US black lung expert, Dr. Robert Cohen said it isn’t likely to be the case.
“You’re mining significant quantities of coal in Queensland and not to have one single case, it sorts of begs the imagination,” ABC quoted Dr. Cohen as saying.
“That’s something that really should ring alarm bells and have people thinking ‘we’re not looking carefully’.”
Dr. Cohen said people weren’t too vigilant about looking for it.
“If you don’t take X-rays well or don’t look at the X-rays, you won’t find disease in your population and you don’t have to do anything about it,” he said.
Dr. Cohen said it was possible black lung caused many of the deaths among Queensland miners.
The handling of coal workers’ X-rays was criticised during the inquiry. Committee chair Jo-Ann Miller said thousands of X-rays were found inside a shipping container nest to Health Surveillance Unit at Ipswich.

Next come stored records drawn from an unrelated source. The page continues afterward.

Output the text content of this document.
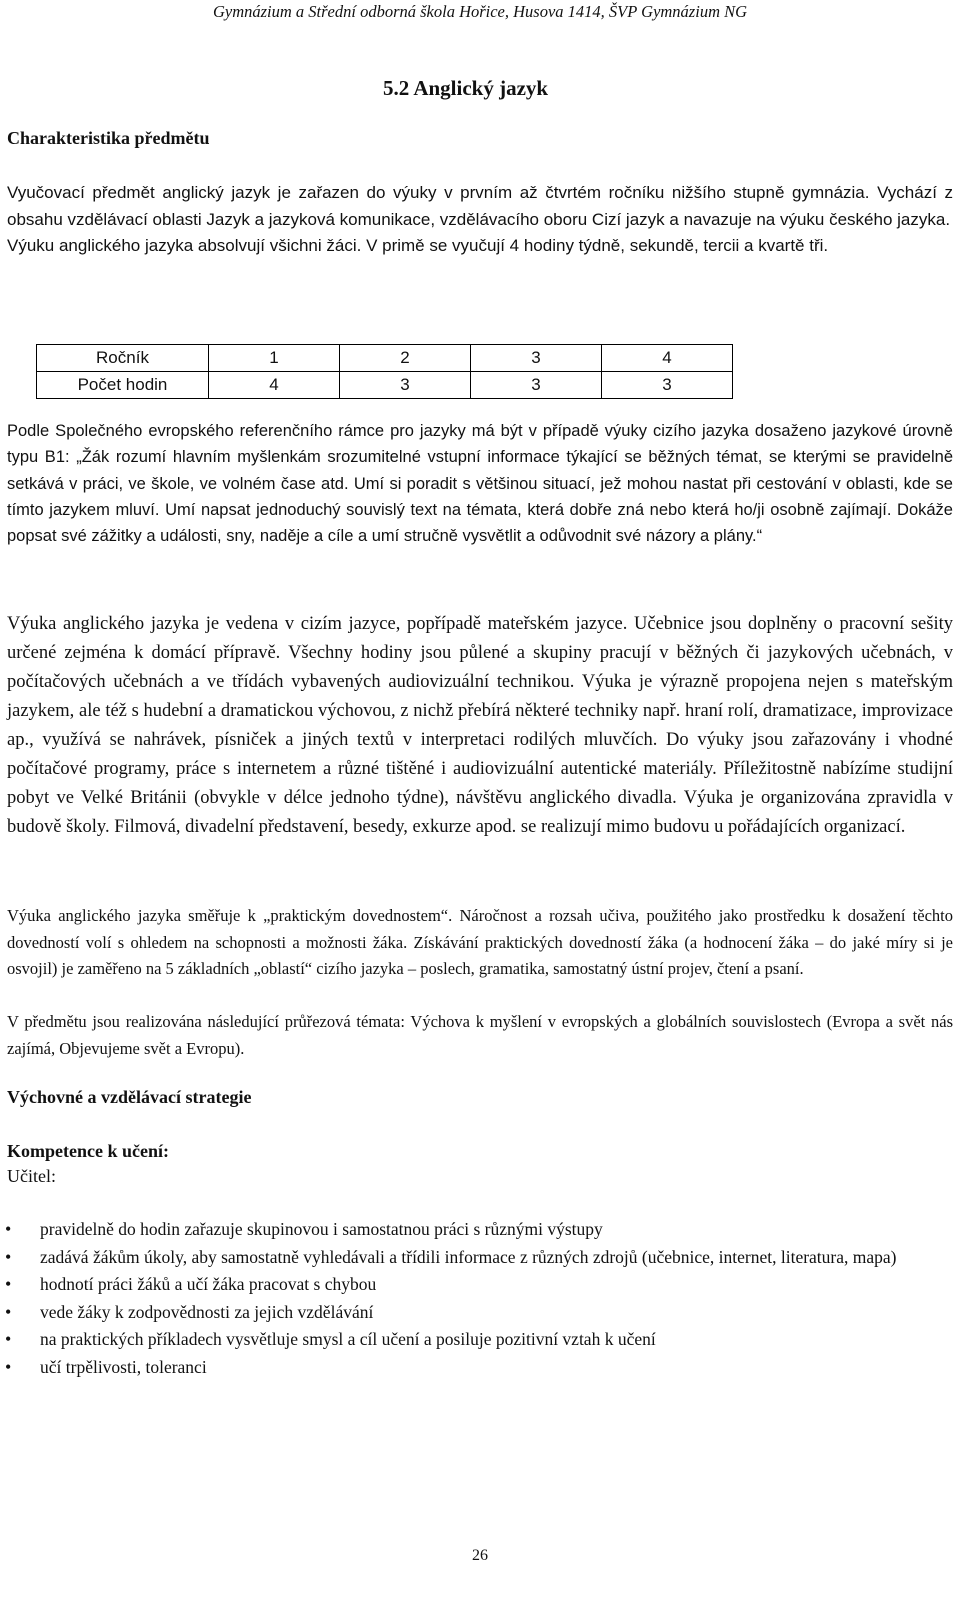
Gymnázium a Střední odborná škola Hořice, Husova 1414, ŠVP Gymnázium NG
5.2 Anglický jazyk
Charakteristika předmětu

Vyučovací předmět anglický jazyk je zařazen do výuky v prvním až čtvrtém ročníku nižšího stupně gymnázia. Vychází z obsahu vzdělávací oblasti Jazyk a jazyková komunikace, vzdělávacího oboru Cizí jazyk a navazuje na výuku českého jazyka.

Výuku anglického jazyka absolvují všichni žáci. V primě se vyučují 4 hodiny týdně, sekundě, tercii a kvartě tři.

Ročník	1	2	3	4
Počet hodin	4	3	3	3

Podle Společného evropského referenčního rámce pro jazyky má být v případě výuky cizího jazyka dosaženo jazykové úrovně typu B1: „Žák rozumí hlavním myšlenkám srozumitelné vstupní informace týkající se běžných témat, se kterými se pravidelně setkává v práci, ve škole, ve volném čase atd. Umí si poradit s většinou situací, jež mohou nastat při cestování v oblasti, kde se tímto jazykem mluví. Umí napsat jednoduchý souvislý text na témata, která dobře zná nebo která ho/ji osobně zajímají. Dokáže popsat své zážitky a události, sny, naděje a cíle a umí stručně vysvětlit a odůvodnit své názory a plány.“

Výuka anglického jazyka je vedena v cizím jazyce, popřípadě mateřském jazyce. Učebnice jsou doplněny o pracovní sešity určené zejména k domácí přípravě. Všechny hodiny jsou půlené a skupiny pracují v běžných či jazykových učebnách, v počítačových učebnách a ve třídách vybavených audiovizuální technikou. Výuka je výrazně propojena nejen s mateřským jazykem, ale též s hudební a dramatickou výchovou, z nichž přebírá některé techniky např. hraní rolí, dramatizace, improvizace ap., využívá se nahrávek, písniček a jiných textů v interpretaci rodilých mluvčích. Do výuky jsou zařazovány i vhodné počítačové programy, práce s internetem a různé tištěné i audiovizuální autentické materiály. Příležitostně nabízíme studijní pobyt ve Velké Británii (obvykle v délce jednoho týdne), návštěvu anglického divadla. Výuka je organizována zpravidla v budově školy. Filmová, divadelní představení, besedy, exkurze apod. se realizují mimo budovu u pořádajících organizací.

Výuka anglického jazyka směřuje k „praktickým dovednostem“. Náročnost a rozsah učiva, použitého jako prostředku k dosažení těchto dovedností volí s ohledem na schopnosti a možnosti žáka. Získávání praktických dovedností žáka (a hodnocení žáka – do jaké míry si je osvojil) je zaměřeno na 5 základních „oblastí“ cizího jazyka – poslech, gramatika, samostatný ústní projev, čtení a psaní.

V předmětu jsou realizována následující průřezová témata: Výchova k myšlení v evropských a globálních souvislostech (Evropa a svět nás zajímá, Objevujeme svět a Evropu).

Výchovné a vzdělávací strategie
Kompetence k učení:
Učitel:
• pravidelně do hodin zařazuje skupinovou i samostatnou práci s různými výstupy
• zadává žákům úkoly, aby samostatně vyhledávali a třídili informace z různých zdrojů (učebnice, internet, literatura, mapa)
• hodnotí práci žáků a učí žáka pracovat s chybou
• vede žáky k zodpovědnosti za jejich vzdělávání
• na praktických příkladech vysvětluje smysl a cíl učení a posiluje pozitivní vztah k učení
• učí trpělivosti, toleranci
26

She said other X-rays were kept inside a broom closet.
“We understand that a lot of that evidence, their X-rays, have probably been destroyed now. It’s an indictment on public administration in this state that this has occurred,” she said.
Dr. Cohen said coal port workers could also be exposed to this disease.
“These workers are exposed to a dust that we know can cause respiratory illness and we need to look at them and see if they are sick or not,” he said.
The parliamentary will report back in April.
Nineteen cases of black lung in Queensland have been confirmed so far.